Chinese intelligence officials are reportedly building networks in Australian universities to monitor the ethnic Chinese community to protect Beijing's interests.
China is reportedly building covert informant networks inside Australia's top universities, prompting Australia to strengthen its counter-intelligence capabilities.
Fairfax Media reports that Chinese intelligence officials say they are building networks to monitor the ethnic Chinese community to protect Beijing's core interests.
Much of the monitoring work takes place in higher education institutions, it reports.
This includes Sydney University and Melbourne University, where more than 90,000 students from mainland China are potentially exposed to ideas and activities not readily available at home.

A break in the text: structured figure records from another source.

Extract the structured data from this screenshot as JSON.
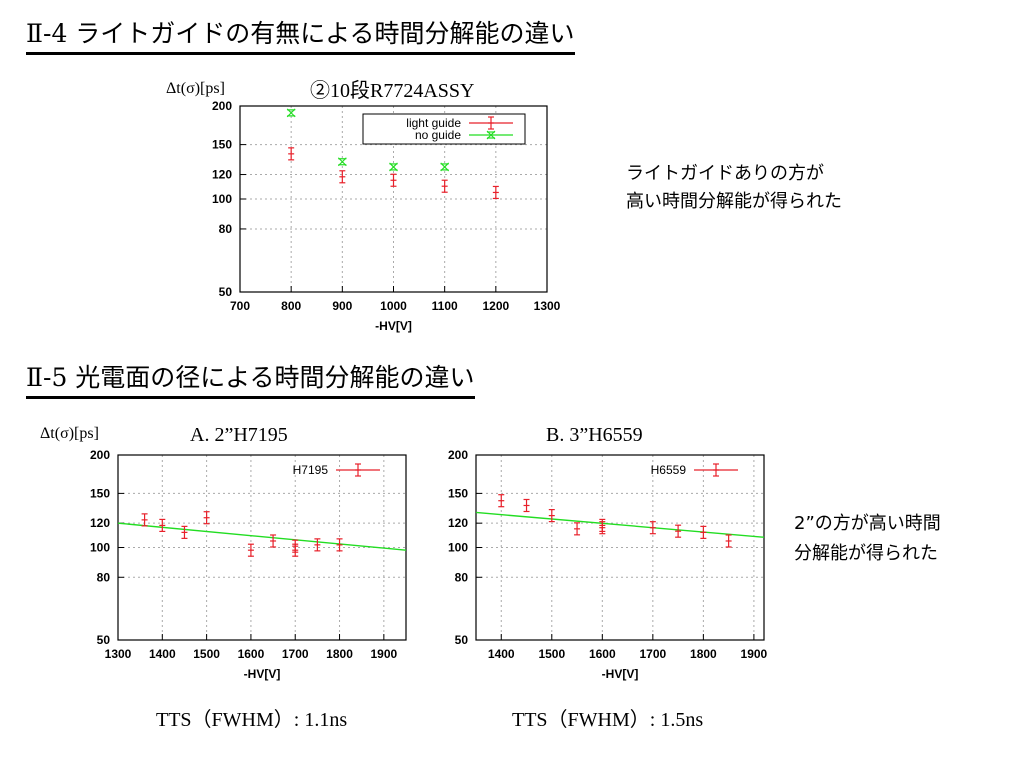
{
  "section4": {
    "heading": "Ⅱ-4  ライトガイドの有無による時間分解能の違い",
    "ylabel": "Δt(σ)[ps]",
    "chart_title": "②10段R7724ASSY",
    "note_line1": "ライトガイドありの方が",
    "note_line2": "高い時間分解能が得られた"
  },
  "section5": {
    "heading": "Ⅱ-5  光電面の径による時間分解能の違い",
    "ylabel": "Δt(σ)[ps]",
    "chart_a_title": "A. 2”H7195",
    "chart_b_title": "B. 3”H6559",
    "tts_a": "TTS（FWHM）: 1.1ns",
    "tts_b": "TTS（FWHM）: 1.5ns",
    "note_line1": "2”の方が高い時間",
    "note_line2": "分解能が得られた"
  },
  "colors": {
    "red": "#e8202a",
    "green": "#22dd22",
    "grid": "#aaaaaa"
  },
  "chart_data": [
    {
      "id": "c1",
      "type": "scatter",
      "xlabel": "-HV[V]",
      "xlim": [
        700,
        1300
      ],
      "ylim": [
        50,
        200
      ],
      "log_y": true,
      "xticks": [
        700,
        800,
        900,
        1000,
        1100,
        1200,
        1300
      ],
      "yticks": [
        50,
        80,
        100,
        120,
        150,
        200
      ],
      "grid": true,
      "legend_position": "top-right",
      "series": [
        {
          "name": "light guide",
          "color": "#e8202a",
          "marker": "plus",
          "x": [
            800,
            900,
            1000,
            1100,
            1200
          ],
          "y": [
            140,
            118,
            115,
            110,
            105
          ]
        },
        {
          "name": "no guide",
          "color": "#22dd22",
          "marker": "cross",
          "x": [
            800,
            900,
            1000,
            1100
          ],
          "y": [
            190,
            132,
            127,
            127
          ]
        }
      ]
    },
    {
      "id": "c2",
      "type": "scatter",
      "xlabel": "-HV[V]",
      "xlim": [
        1300,
        1950
      ],
      "ylim": [
        50,
        200
      ],
      "log_y": true,
      "xticks": [
        1300,
        1400,
        1500,
        1600,
        1700,
        1800,
        1900
      ],
      "yticks": [
        50,
        80,
        100,
        120,
        150,
        200
      ],
      "grid": true,
      "legend_position": "top-right",
      "series": [
        {
          "name": "H7195",
          "color": "#e8202a",
          "marker": "errorbar",
          "x": [
            1360,
            1400,
            1450,
            1500,
            1600,
            1650,
            1700,
            1700,
            1750,
            1800
          ],
          "y": [
            123,
            118,
            112,
            125,
            98,
            105,
            101,
            98,
            102,
            102
          ]
        }
      ],
      "fit": {
        "color": "#22dd22",
        "x": [
          1300,
          1950
        ],
        "y": [
          120,
          98
        ]
      }
    },
    {
      "id": "c3",
      "type": "scatter",
      "xlabel": "-HV[V]",
      "xlim": [
        1350,
        1920
      ],
      "ylim": [
        50,
        200
      ],
      "log_y": true,
      "xticks": [
        1400,
        1500,
        1600,
        1700,
        1800,
        1900
      ],
      "yticks": [
        50,
        80,
        100,
        120,
        150,
        200
      ],
      "grid": true,
      "legend_position": "top-right",
      "series": [
        {
          "name": "H6559",
          "color": "#e8202a",
          "marker": "errorbar",
          "x": [
            1400,
            1450,
            1500,
            1550,
            1600,
            1600,
            1700,
            1750,
            1800,
            1850
          ],
          "y": [
            142,
            137,
            127,
            115,
            118,
            116,
            116,
            113,
            112,
            105
          ]
        }
      ],
      "fit": {
        "color": "#22dd22",
        "x": [
          1350,
          1920
        ],
        "y": [
          130,
          108
        ]
      }
    }
  ]
}
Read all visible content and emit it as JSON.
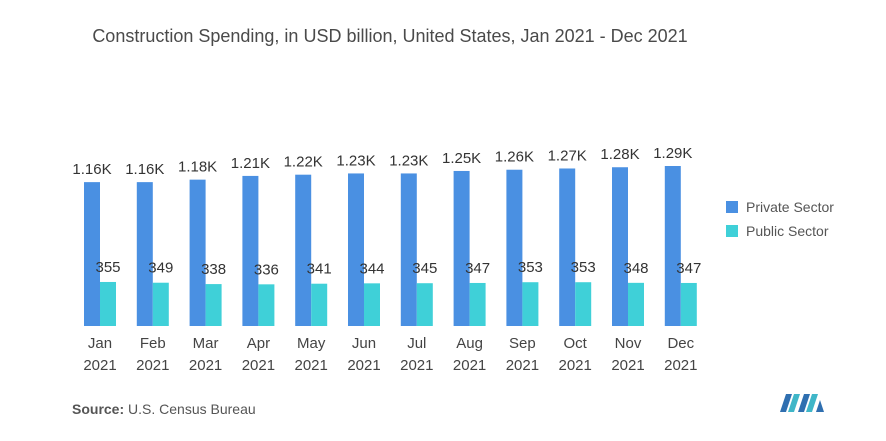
{
  "chart_data": {
    "type": "bar",
    "title": "Construction Spending, in USD billion, United States, Jan 2021 - Dec 2021",
    "categories": [
      [
        "Jan",
        "2021"
      ],
      [
        "Feb",
        "2021"
      ],
      [
        "Mar",
        "2021"
      ],
      [
        "Apr",
        "2021"
      ],
      [
        "May",
        "2021"
      ],
      [
        "Jun",
        "2021"
      ],
      [
        "Jul",
        "2021"
      ],
      [
        "Aug",
        "2021"
      ],
      [
        "Sep",
        "2021"
      ],
      [
        "Oct",
        "2021"
      ],
      [
        "Nov",
        "2021"
      ],
      [
        "Dec",
        "2021"
      ]
    ],
    "series": [
      {
        "name": "Private Sector",
        "color": "#4a90e2",
        "values": [
          1160,
          1160,
          1180,
          1210,
          1220,
          1230,
          1230,
          1250,
          1260,
          1270,
          1280,
          1290
        ],
        "labels": [
          "1.16K",
          "1.16K",
          "1.18K",
          "1.21K",
          "1.22K",
          "1.23K",
          "1.23K",
          "1.25K",
          "1.26K",
          "1.27K",
          "1.28K",
          "1.29K"
        ]
      },
      {
        "name": "Public Sector",
        "color": "#3fd0d8",
        "values": [
          355,
          349,
          338,
          336,
          341,
          344,
          345,
          347,
          353,
          353,
          348,
          347
        ],
        "labels": [
          "355",
          "349",
          "338",
          "336",
          "341",
          "344",
          "345",
          "347",
          "353",
          "353",
          "348",
          "347"
        ]
      }
    ],
    "ylim": [
      0,
      1290
    ],
    "grid": false,
    "legend": "right"
  },
  "source": {
    "label": "Source:",
    "text": "U.S. Census Bureau"
  }
}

Allegations of an extensive spy network were raised almost a decade ago when former Chinese diplomat Chen Yonglin defected to Australia in 2005.
In a Senate Report into his request for political asylum, Mr Yonglin stated that there were agents monitoring activities of dissidents in Australian capital cities.
“I got the number of 1000 secret agents and informants from a document and I know that there are two systems operating in the Chinese missions overseas in some important cities like Canberra and Sydney,” he said.
“One is the diplomatic system; the other is the information collection system reporting to the intelligence service of China… These were from certain intelligence services that indicated that they were very active in Australia.”
Mr Yonglin’s claims were also presented to the US House of Representatives Human Rights Committee in 2005.
Speaking to the Sydney Morning Herald, he said Chinese diplomats set up well-funded Chinese student associations at the universities.
“The students are useful for welcoming leaders at airports and blocking protest groups from sight, and also collecting information,” he said.